Does your company have an official blog policy?

* Blogging without losing your job

I'm not a lawyer, nor do I play one on TV, but if you create or enforce company policies, I have some advice for you to take under consideration. Now is the time to establish an e-policy on blogging if you haven't already done so. That doesn't mean that you should necessarily outlaw the practice; just set down some rules about acceptable blogging behavior. Once you've done that, get everyone to sign on the dotted line verifying that they have read and understood those rules and the ramifications of violating them.

The practice of blogging - keeping a journal of your activities or interests on the Internet - is growing in popularity. According to Technorati, there are more than 10 million blogs in existence today. Most of them tend to be fairly mundane and harmless, documenting the daily life of an individual, but occasionally you find one that is offensive or harmful to a company's reputation or business. When an employee enters the blogosphere with information about your company that you'd rather keep private, it's good to have a published policy handy to back up any actions you may need to take.

If you have found that one of your employees has already begun writing about your company in a blog and you're not happy with his take on corporate life, you may well be within your right to pull the plug. Few states have laws that prevent an employee from an "at will" dismissal if he acts against his employer's interests. But if you are going to release or discipline an employee over a blog, be gentle. You don't want to irritate this person to the point that he conceals his true identity and uses your "tightening of the reins" as food for fight. You might be surprised how easy it is to conceal your identity and blog safely as an employee. The Electronic Frontier Foundation has several tips on how to do that on its "How to Blog Safely (About Work or Anything Else)" page (http://www.eff.org/Privacy/Anonymity/blog-anonymously.php).

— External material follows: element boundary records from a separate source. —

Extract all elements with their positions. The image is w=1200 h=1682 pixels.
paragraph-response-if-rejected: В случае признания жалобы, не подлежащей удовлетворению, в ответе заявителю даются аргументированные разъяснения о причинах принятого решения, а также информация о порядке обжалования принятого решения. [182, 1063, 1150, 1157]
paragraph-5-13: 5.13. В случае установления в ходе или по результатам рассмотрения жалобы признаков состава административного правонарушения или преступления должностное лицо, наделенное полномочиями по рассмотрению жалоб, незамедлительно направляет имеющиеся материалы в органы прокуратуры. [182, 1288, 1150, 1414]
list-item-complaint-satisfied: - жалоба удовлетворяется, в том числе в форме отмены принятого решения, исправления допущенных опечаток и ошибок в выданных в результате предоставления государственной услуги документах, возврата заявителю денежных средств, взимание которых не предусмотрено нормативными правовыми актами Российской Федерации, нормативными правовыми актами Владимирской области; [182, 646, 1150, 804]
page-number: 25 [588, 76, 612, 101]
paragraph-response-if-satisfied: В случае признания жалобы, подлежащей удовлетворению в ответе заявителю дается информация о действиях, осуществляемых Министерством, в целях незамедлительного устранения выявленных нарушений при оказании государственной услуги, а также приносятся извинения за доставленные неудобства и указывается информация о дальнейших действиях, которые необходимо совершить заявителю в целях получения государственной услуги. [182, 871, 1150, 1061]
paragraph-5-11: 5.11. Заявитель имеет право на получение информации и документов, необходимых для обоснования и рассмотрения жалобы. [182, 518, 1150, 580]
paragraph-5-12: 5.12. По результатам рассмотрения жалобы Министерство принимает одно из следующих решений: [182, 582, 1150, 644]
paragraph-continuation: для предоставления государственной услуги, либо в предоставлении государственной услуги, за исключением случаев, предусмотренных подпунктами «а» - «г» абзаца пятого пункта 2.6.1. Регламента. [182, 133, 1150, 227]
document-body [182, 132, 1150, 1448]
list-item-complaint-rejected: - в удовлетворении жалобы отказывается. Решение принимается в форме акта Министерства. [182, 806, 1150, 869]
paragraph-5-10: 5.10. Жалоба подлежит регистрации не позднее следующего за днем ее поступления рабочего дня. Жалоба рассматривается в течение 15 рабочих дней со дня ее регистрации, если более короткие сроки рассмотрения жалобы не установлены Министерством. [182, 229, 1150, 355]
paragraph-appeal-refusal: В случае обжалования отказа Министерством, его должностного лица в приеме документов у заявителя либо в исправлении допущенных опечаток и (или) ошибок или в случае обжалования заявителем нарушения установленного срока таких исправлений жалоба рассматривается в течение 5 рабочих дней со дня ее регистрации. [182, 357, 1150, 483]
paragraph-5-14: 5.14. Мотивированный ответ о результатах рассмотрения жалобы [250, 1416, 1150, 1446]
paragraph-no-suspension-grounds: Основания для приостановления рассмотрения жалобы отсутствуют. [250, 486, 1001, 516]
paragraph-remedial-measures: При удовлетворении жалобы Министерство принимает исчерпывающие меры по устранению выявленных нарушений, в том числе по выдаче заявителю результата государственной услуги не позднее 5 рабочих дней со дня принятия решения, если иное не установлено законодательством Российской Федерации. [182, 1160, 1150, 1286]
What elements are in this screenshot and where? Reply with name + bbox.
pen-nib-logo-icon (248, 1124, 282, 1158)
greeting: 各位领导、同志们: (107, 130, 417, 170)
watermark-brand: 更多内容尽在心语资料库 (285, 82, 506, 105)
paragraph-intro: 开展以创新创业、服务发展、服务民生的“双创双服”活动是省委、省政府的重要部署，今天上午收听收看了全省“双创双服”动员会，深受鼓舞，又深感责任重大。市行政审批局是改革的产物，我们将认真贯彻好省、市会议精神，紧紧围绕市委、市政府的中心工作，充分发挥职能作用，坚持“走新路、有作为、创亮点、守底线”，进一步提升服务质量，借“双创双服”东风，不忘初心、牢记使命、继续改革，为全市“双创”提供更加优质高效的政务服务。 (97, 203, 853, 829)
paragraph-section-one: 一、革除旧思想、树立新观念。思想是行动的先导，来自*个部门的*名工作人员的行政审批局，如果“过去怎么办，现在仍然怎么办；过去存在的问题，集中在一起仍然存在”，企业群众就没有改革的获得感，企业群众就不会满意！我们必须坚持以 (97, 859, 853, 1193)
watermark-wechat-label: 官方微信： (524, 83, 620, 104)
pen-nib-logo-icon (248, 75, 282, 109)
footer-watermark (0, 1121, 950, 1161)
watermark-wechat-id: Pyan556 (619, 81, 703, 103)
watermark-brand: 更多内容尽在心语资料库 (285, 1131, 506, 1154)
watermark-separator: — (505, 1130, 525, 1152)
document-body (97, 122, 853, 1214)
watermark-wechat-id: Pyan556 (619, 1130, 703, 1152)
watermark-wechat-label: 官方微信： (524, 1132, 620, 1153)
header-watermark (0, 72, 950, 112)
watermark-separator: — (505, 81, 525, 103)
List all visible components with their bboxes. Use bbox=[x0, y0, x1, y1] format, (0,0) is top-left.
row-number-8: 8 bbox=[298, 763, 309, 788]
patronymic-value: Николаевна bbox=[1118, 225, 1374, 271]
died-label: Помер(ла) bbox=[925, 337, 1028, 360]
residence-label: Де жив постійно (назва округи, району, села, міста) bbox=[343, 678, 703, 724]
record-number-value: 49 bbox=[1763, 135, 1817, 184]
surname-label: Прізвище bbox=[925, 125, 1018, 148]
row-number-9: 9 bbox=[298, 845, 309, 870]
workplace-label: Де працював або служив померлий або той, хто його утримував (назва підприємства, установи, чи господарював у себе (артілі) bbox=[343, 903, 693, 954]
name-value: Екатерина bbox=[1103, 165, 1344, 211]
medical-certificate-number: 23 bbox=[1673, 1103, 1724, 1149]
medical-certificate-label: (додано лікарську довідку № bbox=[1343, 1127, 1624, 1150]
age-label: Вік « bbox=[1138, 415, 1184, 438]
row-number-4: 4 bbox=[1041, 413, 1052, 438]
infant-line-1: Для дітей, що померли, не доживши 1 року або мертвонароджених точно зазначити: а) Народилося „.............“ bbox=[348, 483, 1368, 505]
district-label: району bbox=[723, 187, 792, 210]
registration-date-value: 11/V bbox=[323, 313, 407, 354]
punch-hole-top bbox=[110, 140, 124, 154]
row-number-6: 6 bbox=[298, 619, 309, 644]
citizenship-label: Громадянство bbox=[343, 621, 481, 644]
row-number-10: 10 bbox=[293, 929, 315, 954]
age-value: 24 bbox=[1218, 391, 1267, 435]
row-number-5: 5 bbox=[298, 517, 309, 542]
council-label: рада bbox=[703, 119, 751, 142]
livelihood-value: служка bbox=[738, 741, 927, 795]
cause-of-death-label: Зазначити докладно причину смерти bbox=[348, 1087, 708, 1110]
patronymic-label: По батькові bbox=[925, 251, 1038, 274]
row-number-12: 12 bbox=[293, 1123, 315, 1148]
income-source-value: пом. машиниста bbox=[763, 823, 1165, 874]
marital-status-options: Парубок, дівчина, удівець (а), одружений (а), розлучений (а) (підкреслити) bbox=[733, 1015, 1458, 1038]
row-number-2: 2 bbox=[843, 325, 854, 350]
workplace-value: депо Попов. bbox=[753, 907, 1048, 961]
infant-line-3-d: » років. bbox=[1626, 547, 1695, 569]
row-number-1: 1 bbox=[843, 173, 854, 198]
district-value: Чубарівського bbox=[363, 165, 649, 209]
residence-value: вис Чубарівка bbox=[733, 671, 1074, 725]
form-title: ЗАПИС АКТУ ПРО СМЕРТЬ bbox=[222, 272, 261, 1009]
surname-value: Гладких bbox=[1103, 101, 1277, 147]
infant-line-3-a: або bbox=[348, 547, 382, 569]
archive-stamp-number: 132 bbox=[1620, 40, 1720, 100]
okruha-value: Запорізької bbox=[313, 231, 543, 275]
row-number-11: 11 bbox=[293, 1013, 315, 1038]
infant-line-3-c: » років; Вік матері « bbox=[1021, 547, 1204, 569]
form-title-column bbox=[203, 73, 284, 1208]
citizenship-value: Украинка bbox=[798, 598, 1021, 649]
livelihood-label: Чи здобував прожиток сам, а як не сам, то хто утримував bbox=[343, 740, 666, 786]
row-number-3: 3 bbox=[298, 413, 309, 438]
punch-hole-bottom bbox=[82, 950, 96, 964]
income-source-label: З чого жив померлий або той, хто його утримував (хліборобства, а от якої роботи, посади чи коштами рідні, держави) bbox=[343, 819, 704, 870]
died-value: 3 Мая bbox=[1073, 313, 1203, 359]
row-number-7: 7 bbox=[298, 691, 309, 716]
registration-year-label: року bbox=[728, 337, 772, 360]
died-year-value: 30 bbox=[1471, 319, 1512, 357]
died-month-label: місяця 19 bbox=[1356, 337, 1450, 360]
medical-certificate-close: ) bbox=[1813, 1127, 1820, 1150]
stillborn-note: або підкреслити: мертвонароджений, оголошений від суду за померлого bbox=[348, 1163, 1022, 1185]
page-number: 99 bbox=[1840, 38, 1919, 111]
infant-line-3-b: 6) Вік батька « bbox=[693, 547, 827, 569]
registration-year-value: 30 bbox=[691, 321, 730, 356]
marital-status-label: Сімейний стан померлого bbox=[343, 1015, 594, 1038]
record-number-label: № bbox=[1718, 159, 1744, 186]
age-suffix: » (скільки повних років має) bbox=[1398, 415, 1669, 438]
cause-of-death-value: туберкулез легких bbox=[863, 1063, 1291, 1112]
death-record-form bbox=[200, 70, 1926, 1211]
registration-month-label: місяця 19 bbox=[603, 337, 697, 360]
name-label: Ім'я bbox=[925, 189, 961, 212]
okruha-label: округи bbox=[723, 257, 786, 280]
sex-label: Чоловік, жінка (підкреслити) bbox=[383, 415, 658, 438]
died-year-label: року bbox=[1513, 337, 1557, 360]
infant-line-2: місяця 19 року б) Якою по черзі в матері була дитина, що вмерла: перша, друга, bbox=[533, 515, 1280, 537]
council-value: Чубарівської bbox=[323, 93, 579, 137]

You also might consider the reason that an employee would feel the need to vent on a personal blog. Is your company's culture such that employees have no way of suggesting change? If an employee is unhappy for one reason or another, does he have a means to voice the reasons behind his unhappiness at work without fear of losing his job?

Blogs aren't necessarily a bad thing, if you have the proper precautions in place. The legendary group software developer, Ray Ozzie, has a great page on how he and his counsel, Jeff Seul, crafted a blogging policy for employees of their company, Groove Networks. It doesn't discourage employees from blogging, but encourages it, while at the same time sets some limits for what is acceptable behavior when authoring a blog.

Here is a summary of what Ozzie and Seul came up with as guidelines for personal Weblogs contributed to or maintained by their employees:

* Make it clear to readers of your personal Weblog that the views expressed are yours and yours alone and that you are not a mouthpiece for the company.

* Be careful to abide by your company's non-disclosure agreements with third parties and never disclose any confidential or proprietary information you are privy to. Check your company's guidelines as to what constitutes confidential information.

* Your company has certain rights to your creations and concepts developed during your employment. Check with your manager before disclosing those types of ideas.

* Since your site is publicly viewable, respect the rights and privacy of fellow employees, affiliate companies, customers and anyone else you do business with.

* If you are going to acknowledge the company you work for, check with your company's IT department about providing a link to your company's Web site and the appropriateness of including trademarked or copyrighted logos or materials.

Borland International is another company that encourages its employees to use Weblogs to communicate informally with customers.  The company has set limits on how the blogs should be run in order to keep them professional and make them beneficial to Borland.  Read the company's policy on blogs at http://blogs.borland.com/johnk/archive/2005/05/03/4148.aspx.

Make sure you consult with your legal counsel before initiating any policy concerning blogging. If you haven't developed a policy yet, do it now and educate your employees on it - it would be a shame to have to fire an otherwise excellent employee because of a miscommunication about what is acceptable personal Weblog conduct. Just ask Justin Winokur, formerly of Apple, or Michael Hanscom, a fired Microsoft employee, or any of the many others recently released because of their personal blogs that seemingly went astray of corporate policy.

Blogs are now a fact of our Internet lives, so embrace them and nurture them; they can become a positive marketing tool. However, if you ignore personal Weblogs, they will eventually let their presence be known, and by the time you find out, the damage may be irreparable.